The firing of this officer, while commendable, does nothing to dismantle the systematic racism that privileges Whiteness, sustains White supremacy, and unjustly denies Blacks full access and inclusion to participate in society. The firing (or prosecution) of individual officers also suggests that while there may be a few bad apples, they are all otherwise good in the barrel. This negates the culture of complicity within policing that condones these behaviors and does nothing to challenge or correct this embedded culture.

This individual act of racism is reflective of the institutional racism that has bred this person’s (and others) contempt for Blackness. And in the anonymous spaces of the Internet, this individual sworn to protect and defend his community (that is 20% Black) adamantly claimed that Black lives don’t matter.

This is the reality in Xbox Live. This systematically embedded discrimination is apparent in Microsoft’s inaction on the issue of racism within their gaming community.  Microsoft representatives have even proudly proclaimed that racism was not a major issue.

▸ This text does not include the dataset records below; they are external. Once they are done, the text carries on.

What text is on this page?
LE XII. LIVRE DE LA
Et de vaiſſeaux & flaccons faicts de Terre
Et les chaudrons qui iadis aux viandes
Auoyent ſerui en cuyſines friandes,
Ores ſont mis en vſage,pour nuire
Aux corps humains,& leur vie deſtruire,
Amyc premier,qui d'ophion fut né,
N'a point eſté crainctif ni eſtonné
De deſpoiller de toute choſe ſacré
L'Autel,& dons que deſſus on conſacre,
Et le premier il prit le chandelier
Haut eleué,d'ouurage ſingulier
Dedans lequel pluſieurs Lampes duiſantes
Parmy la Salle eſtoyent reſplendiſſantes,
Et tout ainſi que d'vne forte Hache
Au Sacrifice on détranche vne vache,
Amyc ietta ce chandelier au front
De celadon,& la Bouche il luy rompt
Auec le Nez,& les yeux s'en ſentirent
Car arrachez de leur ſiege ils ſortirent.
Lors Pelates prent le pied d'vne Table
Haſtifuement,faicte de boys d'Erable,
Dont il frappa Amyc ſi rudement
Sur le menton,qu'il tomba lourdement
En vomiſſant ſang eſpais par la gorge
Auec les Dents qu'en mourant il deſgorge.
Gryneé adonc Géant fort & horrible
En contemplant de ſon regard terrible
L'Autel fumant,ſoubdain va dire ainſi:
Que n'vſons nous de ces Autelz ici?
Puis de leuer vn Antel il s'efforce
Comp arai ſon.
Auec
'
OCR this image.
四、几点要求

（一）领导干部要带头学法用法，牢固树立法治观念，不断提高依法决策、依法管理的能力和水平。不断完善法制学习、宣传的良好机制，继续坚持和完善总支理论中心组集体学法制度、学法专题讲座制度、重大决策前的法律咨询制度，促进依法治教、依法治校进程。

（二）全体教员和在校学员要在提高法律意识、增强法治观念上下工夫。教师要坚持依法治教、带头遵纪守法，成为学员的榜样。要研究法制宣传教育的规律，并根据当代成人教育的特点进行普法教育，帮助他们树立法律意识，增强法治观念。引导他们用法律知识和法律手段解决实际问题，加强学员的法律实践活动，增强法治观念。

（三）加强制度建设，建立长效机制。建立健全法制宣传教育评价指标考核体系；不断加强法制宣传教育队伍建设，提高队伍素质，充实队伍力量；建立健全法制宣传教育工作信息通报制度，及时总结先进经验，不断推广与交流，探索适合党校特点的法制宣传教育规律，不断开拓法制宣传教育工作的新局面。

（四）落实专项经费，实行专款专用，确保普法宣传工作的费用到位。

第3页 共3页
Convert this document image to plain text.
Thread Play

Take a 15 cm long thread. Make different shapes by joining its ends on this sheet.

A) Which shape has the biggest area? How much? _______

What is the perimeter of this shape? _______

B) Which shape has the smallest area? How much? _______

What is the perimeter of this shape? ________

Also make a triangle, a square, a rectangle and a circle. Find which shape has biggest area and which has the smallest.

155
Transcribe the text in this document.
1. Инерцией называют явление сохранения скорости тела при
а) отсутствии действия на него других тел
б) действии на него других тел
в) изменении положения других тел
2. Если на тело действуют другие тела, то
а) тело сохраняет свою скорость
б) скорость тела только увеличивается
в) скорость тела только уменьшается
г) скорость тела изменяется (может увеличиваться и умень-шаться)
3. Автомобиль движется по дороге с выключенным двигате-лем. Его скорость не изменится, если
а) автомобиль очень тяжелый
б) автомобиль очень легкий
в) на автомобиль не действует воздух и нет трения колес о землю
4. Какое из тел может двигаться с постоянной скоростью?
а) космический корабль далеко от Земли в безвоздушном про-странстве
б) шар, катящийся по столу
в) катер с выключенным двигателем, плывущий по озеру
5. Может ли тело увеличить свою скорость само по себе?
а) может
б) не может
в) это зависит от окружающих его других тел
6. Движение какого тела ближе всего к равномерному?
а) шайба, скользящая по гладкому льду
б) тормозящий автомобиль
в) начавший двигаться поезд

The failure of Microsoft to take racism seriously is a slap in the face of minority gamers who fail to conform to the White male norm. What occurs in Xbox Live is linguistic profiling based on how one sounds within the space. Similar to racial profiling, linguistic profiling occurs when auditory cues as opposed to visual cues are used to speculate on the racial background of another person. Based on how they sound, they experience constant harassment, verbal abuse, and racism. This linguistic profiling occurs on a daily basis and has led to the virtual ghettoization of marginalized gamers in Xbox.

Although Xbox Live, and other virtual gaming communities may not be rooted in historical legacies of institutional and structural racism, internet technologies are inherently White and masculine. So rooted in this foundation is the intersecting and overlapping racist policies, practices, ideas, and behaviors that sustain White supremacy.

As games are developed, the target audience is young, White, middle-class males who are supposedly the market’s target consumer. Additionally, the power structure of the gaming industry is a predominately white, and secondarily Asian, male-dominated elite. These cultural practices lead to the devaluation of marginalized gamers and developers leading to the perpetuate punishment of Blackness.

Blackness is constantly punished in almost all social settings and Xbox Live is not exempt from this trend. Video games are directly complicit in sustaining the narrative that Black lives don’t matter through the stereotypical and racist representations of minority characters, the hostile existence in which Black gamers reside in Xbox Live, and through the failure to diversify the gaming industry. And Microsoft’s continued silence on racist incidents within Xbox Live furthers the notion that only some lives matter; the Black one’s aren’t it.

When you intersect ignorance and power, the result is a grave enemy to justice. As W.E.B. Dubois once argued, “a system cannot fail those it was never designed to protect.” And as we are constantly reminded, there is no flaw in the design, this is the design.